Taken together, the evidence points to a clear conclusion. Ambient AI documentation should be evaluated not as a discrete productivity tool, but as an enabling layer within a broader clinical and administrative AI system. And that reality demands a different approach to ROI, one that moves beyond visit counts and RVUs alone. A framework that accounts for adoption dynamics, recognizing early costs alongside steady-state value. One that prioritizes reductions in cognitive load, workforce stabilization, documentation reliability, and readiness for adjacent automation. And one that values organizational learning, how quickly systems adapt and compound returns once this infrastructure is in place.
Under this framework, modest early RVU gains serve as confirmation signals rather than the sole measure of success. The platforms most likely to succeed will treat documentation as infrastructure, embrace hybrid models grounded in safety and scalability, and expand deliberately into adjacent clinical and administrative workflows where integration and oversight compound value.

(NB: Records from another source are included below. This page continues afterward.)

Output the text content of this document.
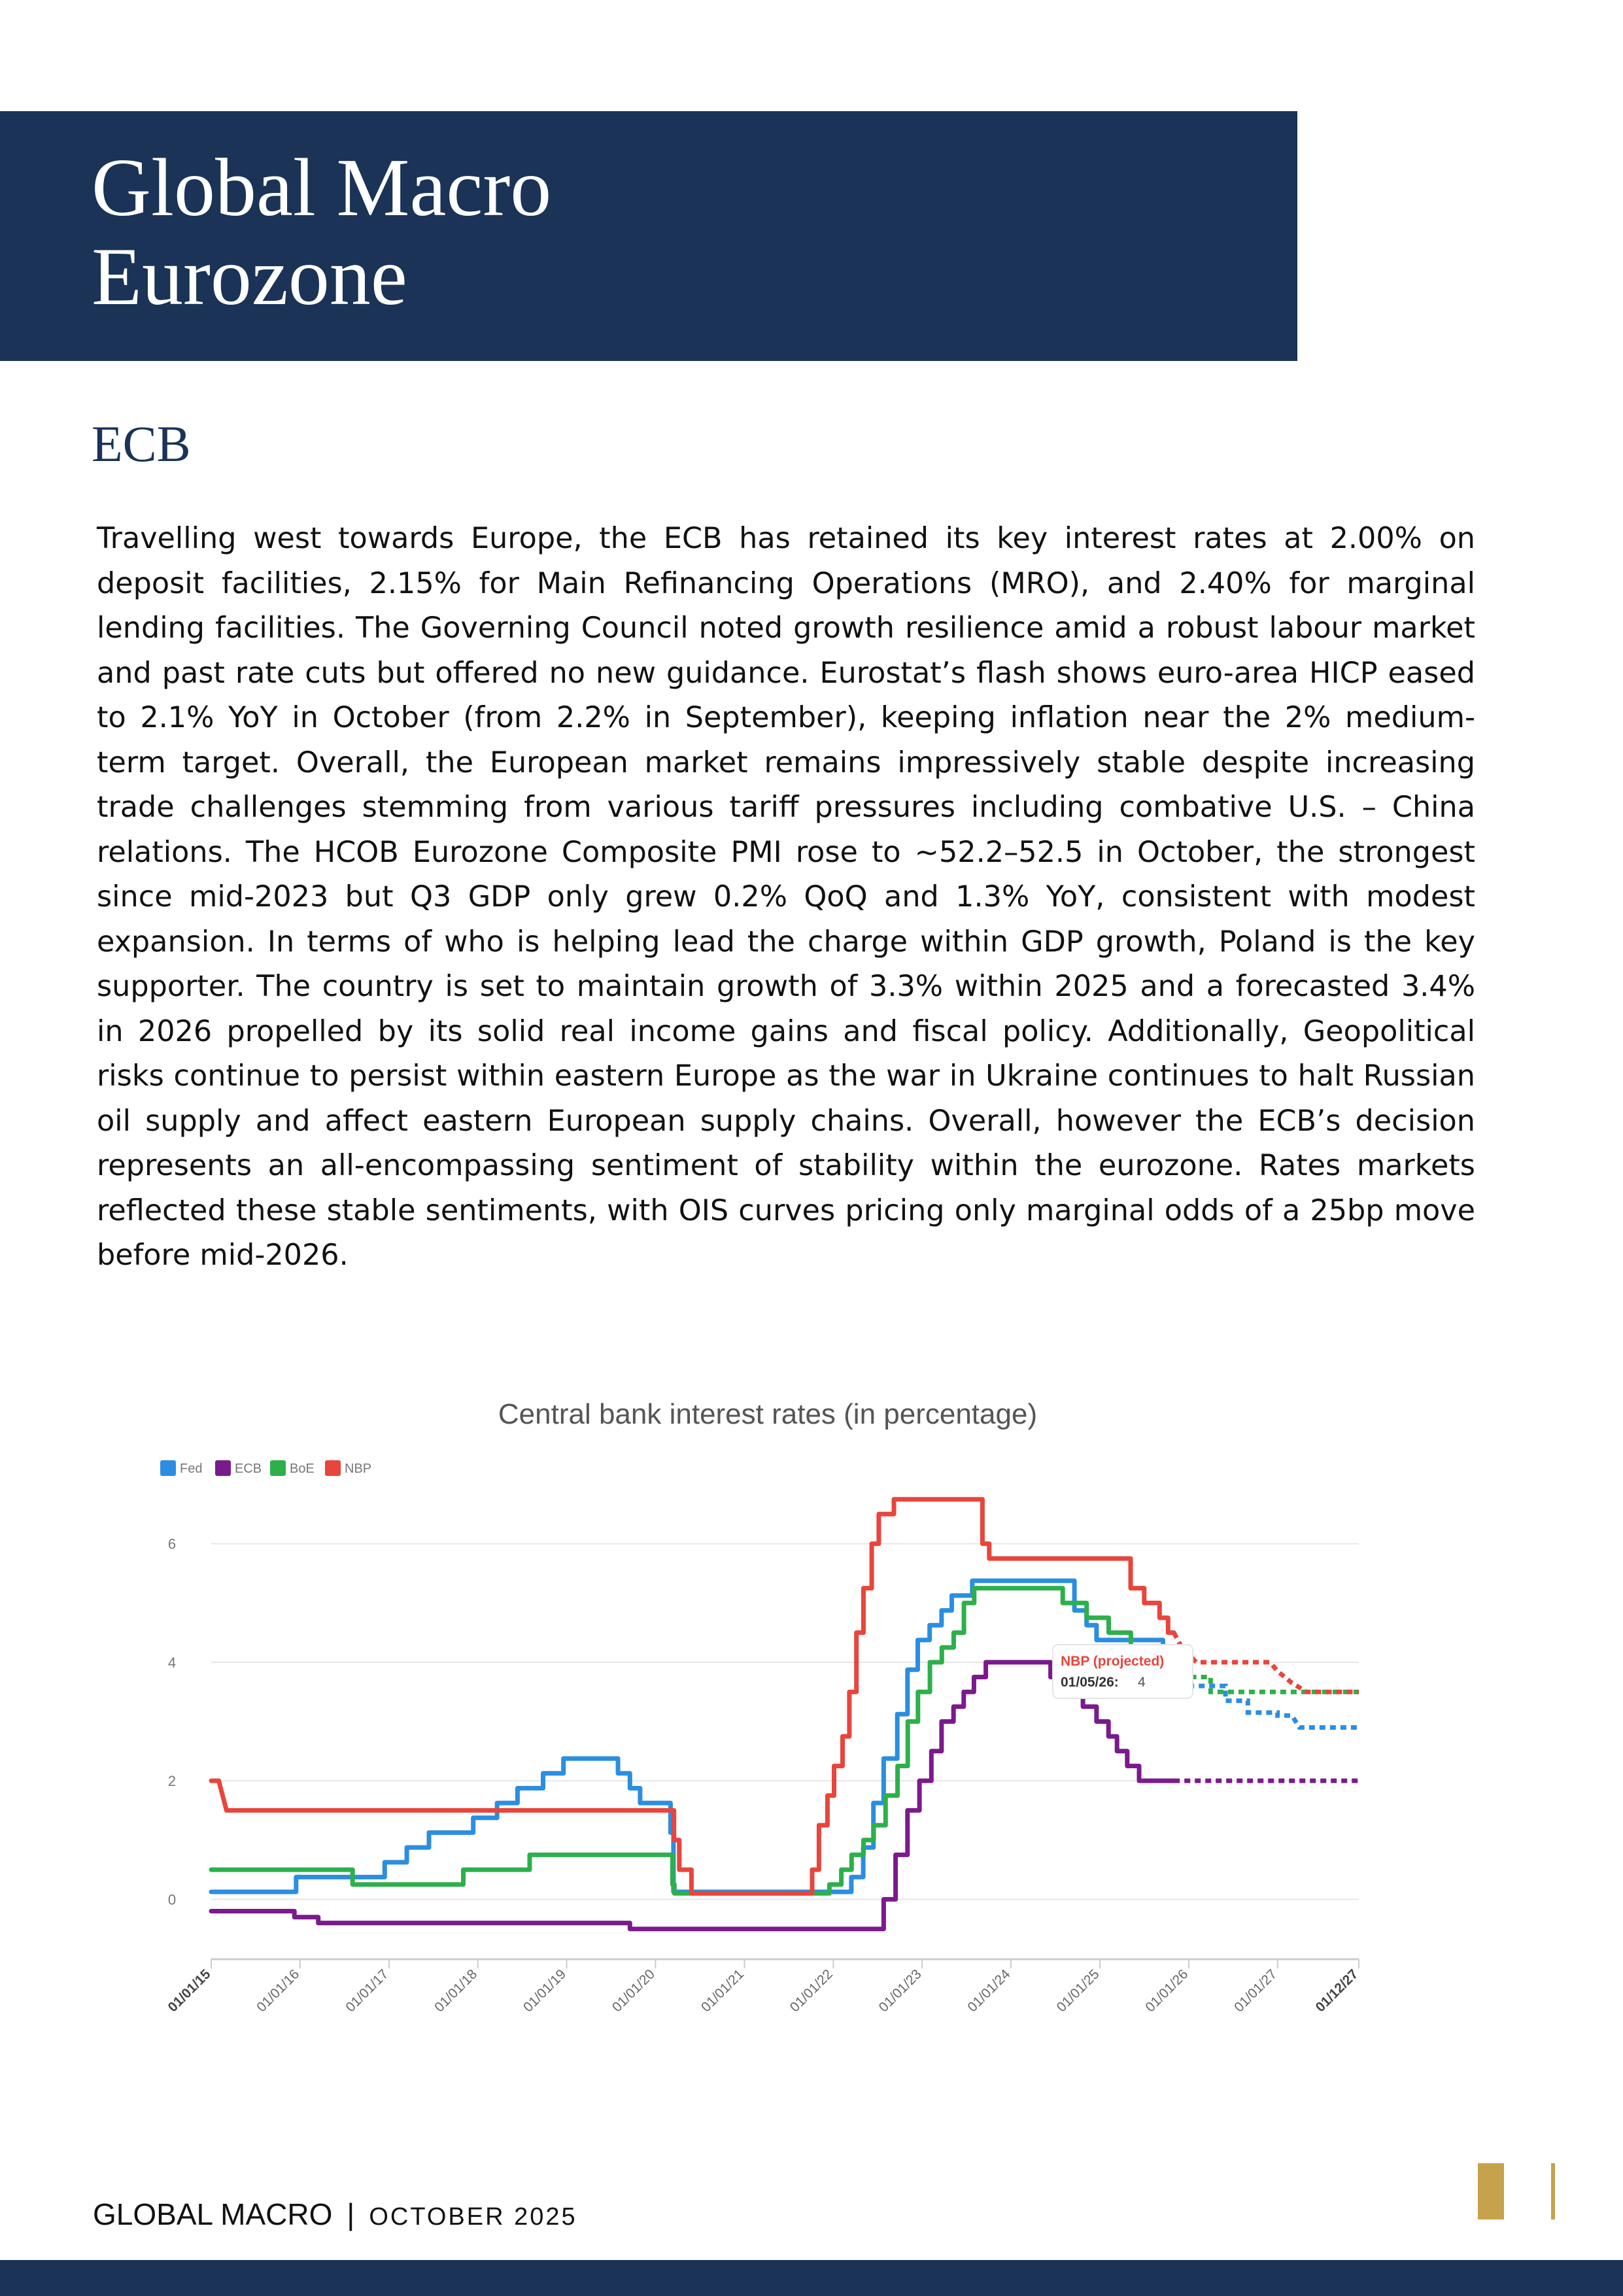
Global Macro
Eurozone
ECB

Travelling west towards Europe, the ECB has retained its key interest rates at 2.00% on deposit facilities, 2.15% for Main Refinancing Operations (MRO), and 2.40% for marginal lending facilities. The Governing Council noted growth resilience amid a robust labour market and past rate cuts but offered no new guidance. Eurostat’s flash shows euro-area HICP eased to 2.1% YoY in October (from 2.2% in September), keeping inflation near the 2% medium-term target. Overall, the European market remains impressively stable despite increasing trade challenges stemming from various tariff pressures including combative U.S. – China relations. The HCOB Eurozone Composite PMI rose to ~52.2–52.5 in October, the strongest since mid-2023 but Q3 GDP only grew 0.2% QoQ and 1.3% YoY, consistent with modest expansion. In terms of who is helping lead the charge within GDP growth, Poland is the key supporter. The country is set to maintain growth of 3.3% within 2025 and a forecasted 3.4% in 2026 propelled by its solid real income gains and fiscal policy. Additionally, Geopolitical risks continue to persist within eastern Europe as the war in Ukraine continues to halt Russian oil supply and affect eastern European supply chains. Overall, however the ECB’s decision represents an all-encompassing sentiment of stability within the eurozone. Rates markets reflected these stable sentiments, with OIS curves pricing only marginal odds of a 25bp move before mid-2026.

Central bank interest rates (in percentage)
Fed ECB BoE NBP
0
2
4
6
01/01/15	01/01/16	01/01/17	01/01/18	01/01/19	01/01/20	01/01/21	01/01/22	01/01/23	01/01/24	01/01/25	01/01/26	01/01/27 01/12/27
NBP (projected)
01/05/26: 4
GLOBAL MACRO | OCTOBER 2025
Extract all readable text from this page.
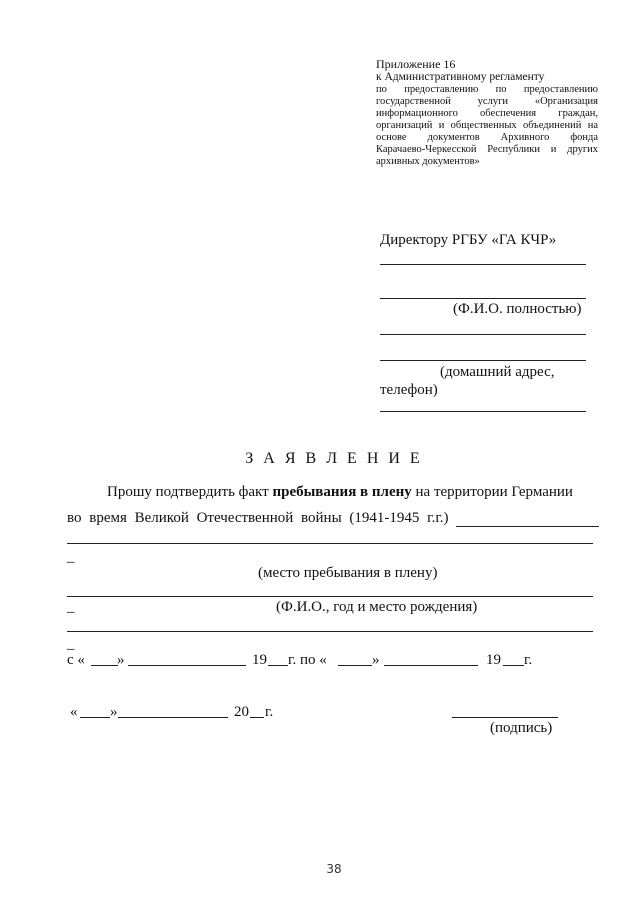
Приложение 16
к Административному регламенту
по предоставлению по предоставлению
государственной услуги «Организация
информационного обеспечения граждан,
организаций и общественных объединений на
основе документов Архивного фонда
Карачаево-Черкесской Республики и других
архивных документов»
Директору РГБУ «ГА КЧР»
(Ф.И.О. полностью)
(домашний адрес,
телефон)
З А Я В Л Е Н И Е
Прошу подтвердить факт пребывания в плену на территории Германии
во время Великой Отечественной войны (1941-1945 г.г.)
_
(место пребывания в плену)
_	(Ф.И.О., год и место рождения)
_
с « »	19 г. по «	»	19 г.
« »	20 г.
(подпись)
38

This shift cannot rest with vendors alone. Health systems are increasingly moving beyond the false binary of “AI-only versus human-only” and recognizing that deep EHR integration is essential for sustained, system-level value. Metrics can evolve to capture avoided loss, reliability, and system readiness, all dimensions of value that traditional productivity measures routinely miss.
Ambient AI clinical documentation is not underperforming. It is doing exactly what foundational technologies tend to do: quietly reshaping workflows, redistributing cognitive work, and forcing health systems to confront what they truly value. The real return on investment will not appear in the first month’s RVU report. It will be found in clinician retention, systems that scale responsibly, and organizations better prepared for what comes next. That is the ROI that matters, and the one we must now learn how to measure.
Technologies that change how work gets done rarely look impressive at first glance. But they reshape everything that follows. Ambient AI is already delivering returns, but many of its most meaningful benefits will only become visible as systems mature, integrations deepen, and clinicians regain control of their time. If we rely exclusively on yesterday’s productivity math, we risk overlooking the forms of value that will matter most tomorrow.